We used NVIDIA Omniverse to model our simulated environment and an ANYmal-D equipped with a RGBD camera.
One part of our team worked with the Blender-to-Omniverse connector to try and get realistic construction
environs for us to simulate.
Project Paper
Fractal Raytracer
Credits: Sean Brynjólfsson, Jack Otto
This fractal raytracer was a creative assignment for Cornell's CS4620 graphics course. The premise was simply to
take the raytracer we had just completed in a prior assignment and augment it with some new feature. We chose to
try generating some constructive solid geometry fractals. The idea is quite simple; our scene is composed of two
types of objects: spheres and reentrant spheres. Rays which hit spheres bounce as they would ordinarily for solid
geometry, rays which hit a reentrant sphere descend recursively into copies of the scene. We also treat the
reentrant spheres as subtractive of the solid spheres they intersect, so rays that leave a subscene won't end up
inside solid geometry. If a ray passes through the subscene and doesn't hit either a solid or reentrant
primitive, it decrements its recursive depth until it has popped off all the layers it has descended.
We were halfway through implementing the algorithm in CUDA, so maybe one day we'll finish that up. :-)
LLMímir: Evaluating GPT-4 on Old Norse Verbs
Credits: Sean Brynjólfsson
Most people aren't aware that Icelandic is GPT-4's second language; but it is. What could this portend
for its related, low-resource ancestor Old Norse?
Old Norse (often called Old Icelandic) is a language which is incredibly similar to modern Icelandic.
For that reason, I was interested in investigating how trustworthy it might be for questions on Old Norse
grammar and potentially for creative and academic/self-study uses. Would GPT-4 benefit from more exposure
to Icelandic or would that bleed into its understanding of Old Norse?

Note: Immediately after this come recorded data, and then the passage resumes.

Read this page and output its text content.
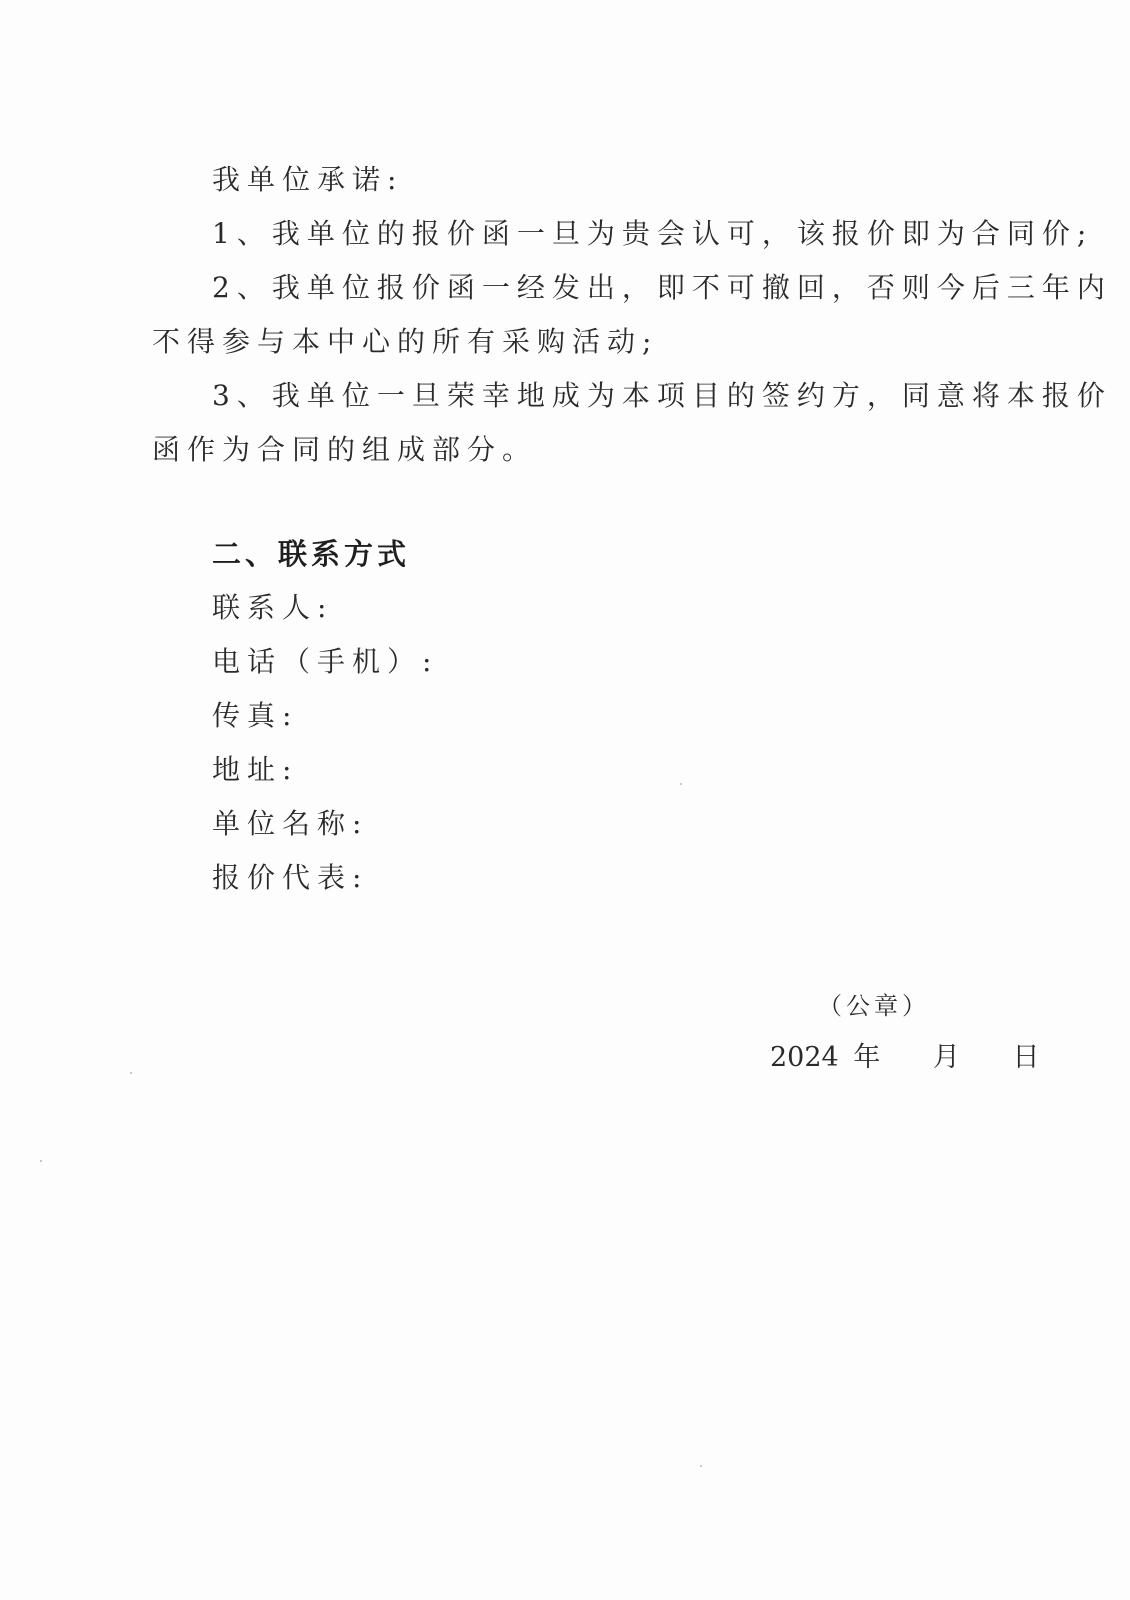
我单位承诺:
1、我单位的报价函一旦为贵会认可，该报价即为合同价;
2、我单位报价函一经发出，即不可撤回，否则今后三年内
不得参与本中心的所有采购活动;
3、我单位一旦荣幸地成为本项目的签约方，同意将本报价
函作为合同的组成部分。
二、联系方式
联系人:
电话（手机）:
传真:
地址:
单位名称:
报价代表:
（公章）
2024 年 月 日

This paper examines GPT-4 on all Old Norse verbs and their verb forms. The experiment was conducted at a
temperature of 0 (since I could not afford to sample multiple responses per form) and with a blank context.
This scenario should be nearly deterministic and yield low variance responses.
Project Paper
Quantitative-Competitive Language Learning
Credits: Sean Brynjólfsson
This is a toy project aiming to use a LLM as a model-of-language. That might seem redundant, but what I mean
by that is I care about the actual distribution over tokens, not the sampling/generative procedure that
LLMs are typically synonymous with. Given a distribution of tokens, I compute an approximate branching factor
using the perplexity of the distribution and compare it with the user-supplied token probability; this gives a
soft estimate for whether or not the model regards the next token as one of the possible continuations of the
context preceding it. For example, if the branching factor is 40 but the token's probability is much less than
1/40 there's probably something weird going on.

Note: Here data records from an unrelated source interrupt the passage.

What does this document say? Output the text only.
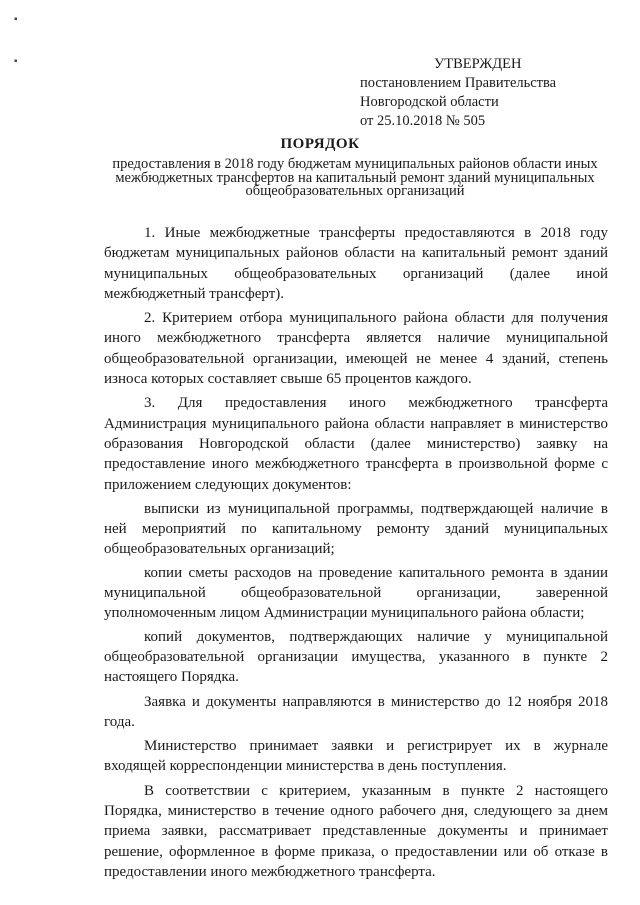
▪
▪	УТВЕРЖДЕН
постановлением Правительства
Новгородской области
от 25.10.2018 № 505
ПОРЯДОК
предоставления в 2018 году бюджетам муниципальных районов области иных межбюджетных трансфертов на капитальный ремонт зданий муниципальных общеобразовательных организаций

1. Иные межбюджетные трансферты предоставляются в 2018 году бюджетам муниципальных районов области на капитальный ремонт зданий муниципальных общеобразовательных организаций (далее иной межбюджетный трансферт).

2. Критерием отбора муниципального района области для получения иного межбюджетного трансферта является наличие муниципальной общеобразовательной организации, имеющей не менее 4 зданий, степень износа которых составляет свыше 65 процентов каждого.

3. Для предоставления иного межбюджетного трансферта Администрация муниципального района области направляет в министерство образования Новгородской области (далее министерство) заявку на предоставление иного межбюджетного трансферта в произвольной форме с приложением следующих документов:

выписки из муниципальной программы, подтверждающей наличие в ней мероприятий по капитальному ремонту зданий муниципальных общеобразовательных организаций;

копии сметы расходов на проведение капитального ремонта в здании муниципальной общеобразовательной организации, заверенной уполномоченным лицом Администрации муниципального района области;

копий документов, подтверждающих наличие у муниципальной общеобразовательной организации имущества, указанного в пункте 2 настоящего Порядка.

Заявка и документы направляются в министерство до 12 ноября 2018 года.

Министерство принимает заявки и регистрирует их в журнале входящей корреспонденции министерства в день поступления.

В соответствии с критерием, указанным в пункте 2 настоящего Порядка, министерство в течение одного рабочего дня, следующего за днем приема заявки, рассматривает представленные документы и принимает решение, оформленное в форме приказа, о предоставлении или об отказе в предоставлении иного межбюджетного трансферта.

What's so competitive about this? Well, my vision is to be able to place users on a distribution that spans from
noise, then to language-learners, then natives, then to the model itself. The key is to derive a stable metric
which corresponds to "yeah, this sentence is plausibly written by a native"; something I think is
possible if enough care is taken to normalize over the relative probability of equally-viable but not
equally-likely tokens. With that, users could get empirical feedback and track their progress as they learn a
foreign language and even compete with each other to produce the most or "highest quality" text.